Land behind the school used to be the allotments where the school taught gardening, however this was many years ago now and the land is overgrown with trailing ivy and many trees. The land is also owned by the church.

Famous quotes containing the words holy, cross, catholic, primary and/or school:

    And I said,
    “This holy concern for the truth—
    no one worries about it except liars.”
    And God was bored.
    He turned on his side
    like an opium eater
    and slept.
    Anne Sexton (1928–1974)

    There is a mountain in the distant West
    That, sun-defying, in its deep ravines
    Displays a cross of snow upon its side.
    Such is the cross I wear upon my breast
    These eighteen years, through all the changing scenes
    And seasons, changeless since the day she died.
    Henry Wadsworth Longfellow (1809–1882)
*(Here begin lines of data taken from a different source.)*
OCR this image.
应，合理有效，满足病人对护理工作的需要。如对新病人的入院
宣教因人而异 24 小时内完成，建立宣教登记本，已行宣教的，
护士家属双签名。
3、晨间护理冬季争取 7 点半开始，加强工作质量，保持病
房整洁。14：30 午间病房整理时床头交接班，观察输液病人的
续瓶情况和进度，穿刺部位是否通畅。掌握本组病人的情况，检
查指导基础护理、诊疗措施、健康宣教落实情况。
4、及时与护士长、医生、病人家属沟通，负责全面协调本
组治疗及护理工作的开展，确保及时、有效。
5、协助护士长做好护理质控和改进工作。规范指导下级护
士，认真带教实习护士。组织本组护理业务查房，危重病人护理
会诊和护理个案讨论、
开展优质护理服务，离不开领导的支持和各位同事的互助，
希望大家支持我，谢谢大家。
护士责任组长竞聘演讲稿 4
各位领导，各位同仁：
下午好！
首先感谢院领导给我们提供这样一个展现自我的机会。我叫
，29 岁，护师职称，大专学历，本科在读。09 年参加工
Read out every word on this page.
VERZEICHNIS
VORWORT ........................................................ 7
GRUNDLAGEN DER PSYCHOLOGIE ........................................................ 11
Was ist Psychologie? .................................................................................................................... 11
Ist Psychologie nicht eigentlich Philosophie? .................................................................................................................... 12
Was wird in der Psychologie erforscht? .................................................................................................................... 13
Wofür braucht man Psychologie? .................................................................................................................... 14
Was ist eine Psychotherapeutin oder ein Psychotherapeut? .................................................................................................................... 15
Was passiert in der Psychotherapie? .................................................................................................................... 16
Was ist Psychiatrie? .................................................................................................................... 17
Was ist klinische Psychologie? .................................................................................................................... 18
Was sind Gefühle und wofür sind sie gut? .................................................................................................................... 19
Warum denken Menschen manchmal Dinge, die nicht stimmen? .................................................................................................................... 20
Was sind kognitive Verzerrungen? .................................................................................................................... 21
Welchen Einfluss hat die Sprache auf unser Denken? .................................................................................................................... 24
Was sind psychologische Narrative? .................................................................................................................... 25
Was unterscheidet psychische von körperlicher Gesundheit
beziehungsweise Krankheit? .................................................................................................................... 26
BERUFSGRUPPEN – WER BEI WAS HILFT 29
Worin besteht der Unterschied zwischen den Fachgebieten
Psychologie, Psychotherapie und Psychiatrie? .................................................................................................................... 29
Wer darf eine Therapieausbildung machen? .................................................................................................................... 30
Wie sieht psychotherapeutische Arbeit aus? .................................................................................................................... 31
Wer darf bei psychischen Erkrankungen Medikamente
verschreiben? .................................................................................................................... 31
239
    It is time that the Protestant Church, the Church of the Son, should be one again with the Roman Catholic Church, the Church of the Father. It is time that man shall cease, first to live in the flesh, with joy, and then, unsatisfied, to renounce and to mortify the flesh.
    —D.H. (David Herbert)

    But the doctrine of the Farm is merely this, that every man ought to stand in primary relations to the work of the world, ought to do it himself, and not to suffer the accident of his having a purse in his pocket, or his having been bred to some dishonorable and injurious craft, to sever him from those duties.
    Ralph Waldo Emerson (1803–1882)

    At school boys become gluttons and slovens, and, instead of cultivating domestic affections, very early rush into the libertinism which destroys the constitution before it is formed; hardening the heart as it weakens the understanding.